The Securities and Exchange Commission (SEC) restructured its Division of Enforcement in 2010 and created the Market Abuse Unit, with the stated goal “to adopt a more proactive approach to identifying conduct and practices ripe for investigation, to conduct those investigations with increased efficiency and effectiveness, and to share that expertise with all staff.”
Within the Market Abuse Unit, the Analysis and Detection Center, a decentralized group of ten industry specialists, is utilizing data analytics to combat insider trading. Specifically, the SEC is using billions of rows of trading data mined from blue sheets produced in other investigations going back 15 years to identify suspicious trading patterns.
Utilizing big data marks a significant shift in the SEC’s approach to insider trading investigations. The SEC has traditionally used a “security-based” approach to investigate insider trading. This approach involves the SEC inquiring into who traded a particular company’s stock and their reasons for doing so following a news report or referral from Financial Industry Regulatory Authority (FINRA). In addition to being inherently reactive, this approach is severely limited.
On the other hand, utilizing data analytics allows the SEC to take a “trader-based” approach. This more sophisticated approach involves tracing individual trading patterns and relationships with other traders using large swaths of data to detect illicit trading behaviors. This approach is advantageous in that it allows for covert, proactive investigations and is broad in scope.
SEC analysts are utilizing software called Artemis, which stands for Advanced Relational Trading Enforcement Metrics Investigation System, and software from data analysis company Palantir in order to analyze suspicious trading patterns among multiple traders over several months or years. Investigators are utilizing data mining in conjunction with traditional investigative techniques.

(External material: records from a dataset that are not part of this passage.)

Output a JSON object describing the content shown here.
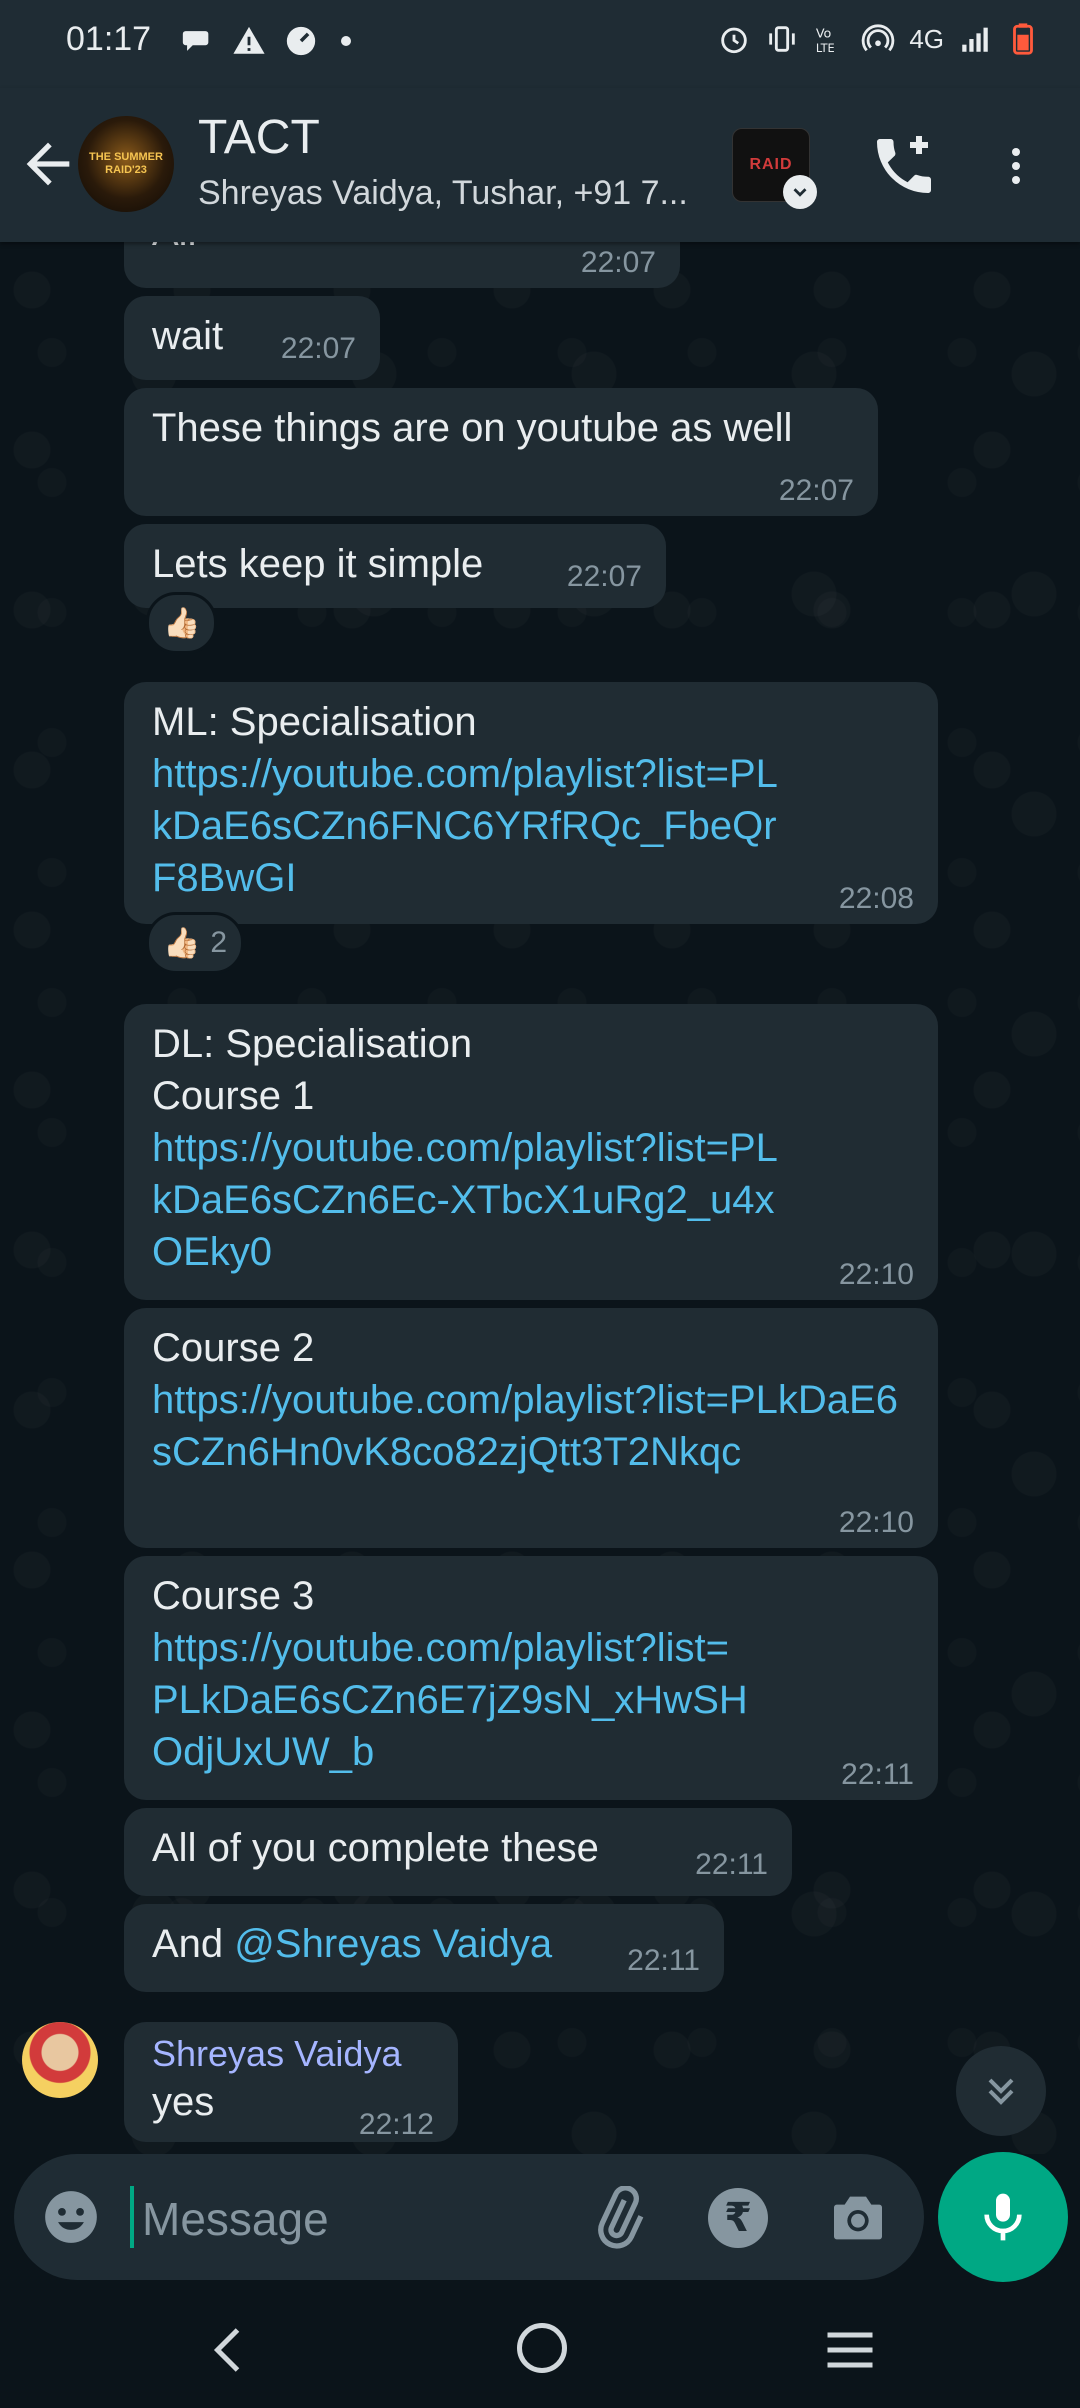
{
  "status_bar": {
    "time": "01:17",
    "network": "4G",
    "left_icons": [
      "chat-bubble-icon",
      "warning-icon",
      "speed-icon",
      "dot-icon"
    ],
    "right_icons": [
      "alarm-icon",
      "vibrate-icon",
      "volte-icon",
      "hotspot-icon",
      "signal-icon",
      "battery-low-icon"
    ]
  },
  "header": {
    "title": "TACT",
    "subtitle": "Shreyas Vaidya, Tushar, +91 7...",
    "avatar_text": "THE SUMMER RAID'23",
    "badge_text": "RAID"
  },
  "messages": [
    {
      "text": "Aii",
      "time": "22:07"
    },
    {
      "text": "wait",
      "time": "22:07"
    },
    {
      "text": "These things are on youtube as well",
      "time": "22:07"
    },
    {
      "text": "Lets keep it simple",
      "time": "22:07",
      "reaction": "👍🏻"
    },
    {
      "text": "ML: Specialisation",
      "link": "https://youtube.com/playlist?list=PLkDaE6sCZn6FNC6YRfRQc_FbeQrF8BwGI",
      "time": "22:08",
      "reaction": "👍🏻",
      "reaction_count": "2"
    },
    {
      "text": "DL: Specialisation\nCourse 1",
      "link": "https://youtube.com/playlist?list=PLkDaE6sCZn6Ec-XTbcX1uRg2_u4xOEky0",
      "time": "22:10"
    },
    {
      "text": "Course 2",
      "link": "https://youtube.com/playlist?list=PLkDaE6sCZn6Hn0vK8co82zjQtt3T2Nkqc",
      "time": "22:10"
    },
    {
      "text": "Course 3",
      "link": "https://youtube.com/playlist?list=PLkDaE6sCZn6E7jZ9sN_xHwSHOdjUxUW_b",
      "time": "22:11"
    },
    {
      "text": "All of you complete these",
      "time": "22:11"
    },
    {
      "text": "And ",
      "mention": "@Shreyas Vaidya",
      "time": "22:11"
    },
    {
      "sender": "Shreyas Vaidya",
      "text": "yes",
      "time": "22:12"
    }
  ],
  "composer": {
    "placeholder": "Message"
  },
  "colors": {
    "background": "#0b141a",
    "bubble": "#202c33",
    "bar": "#1f2c34",
    "link": "#53bdeb",
    "accent": "#00a884",
    "sender_name": "#a5b5ff",
    "timestamp": "#8696a0"
  }
}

Data mining allows the agency to detect a potentially illicit behavior pattern over time, and then devote additional resources to build a case. This strategy has shown some promise, as the SEC has launched nine insider trading cases as a result of these tactics since 2014, amounting to approximately seven percent of all insider trading cases in that time period.
In order to further expedite the “trader-based” approach, the SEC announced a plan to develop a Consolidated Audit Trail (CAT) in April 2016. CAT will allow the agency to efficiently track all trading activity in equity and options markets by creating a centralized database to store every trade order, execution, and cancellation. It is expected to begin collecting data by late 2017.

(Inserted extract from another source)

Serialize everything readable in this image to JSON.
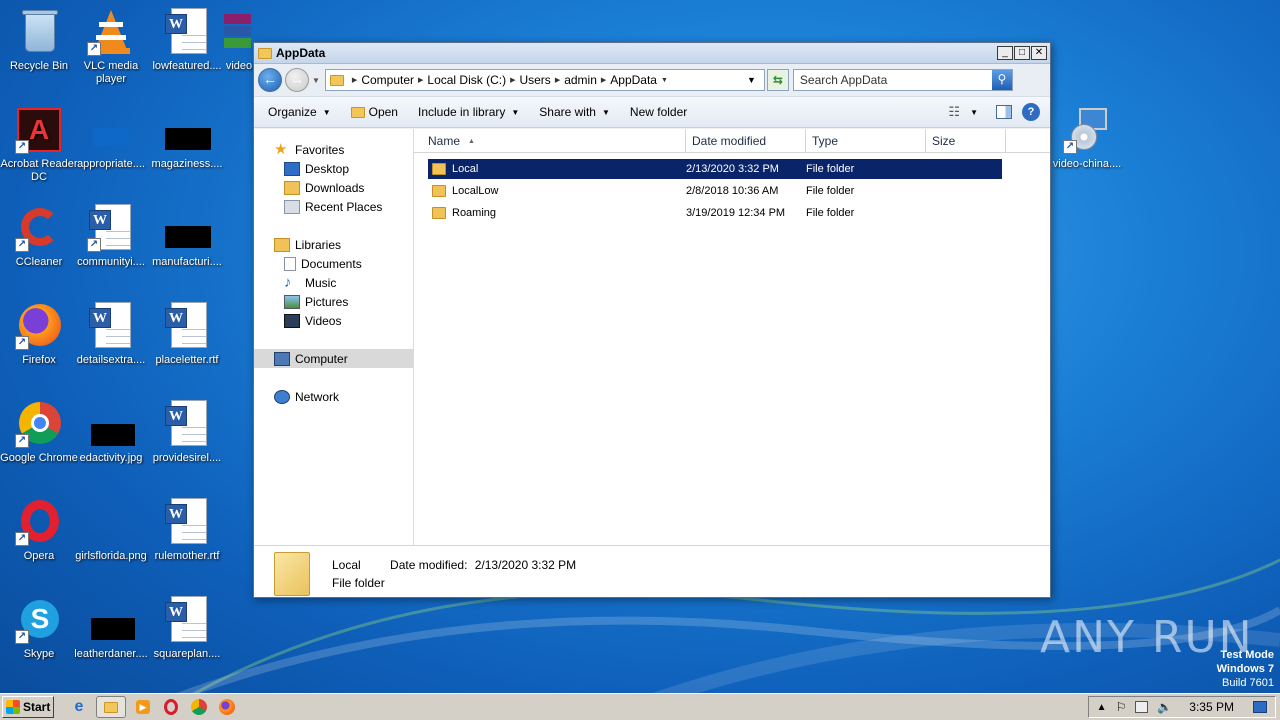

Though it may not be readily apparent, insider trading has serious effects on average investors. When insiders trade on private information, extra costs are passed on to the public. Insiders can act on positive information first and buy the company’s stock before the information is released, driving up its price and forcing the public to pay more. The same concept applies for negative news, as average investors are forced to sell at lower values following the trades of insiders. Insider trading reduces transparency and damages investor confidence in the market. By utilizing big data in insider trading cases, the SEC can ensure a level playing field for investors.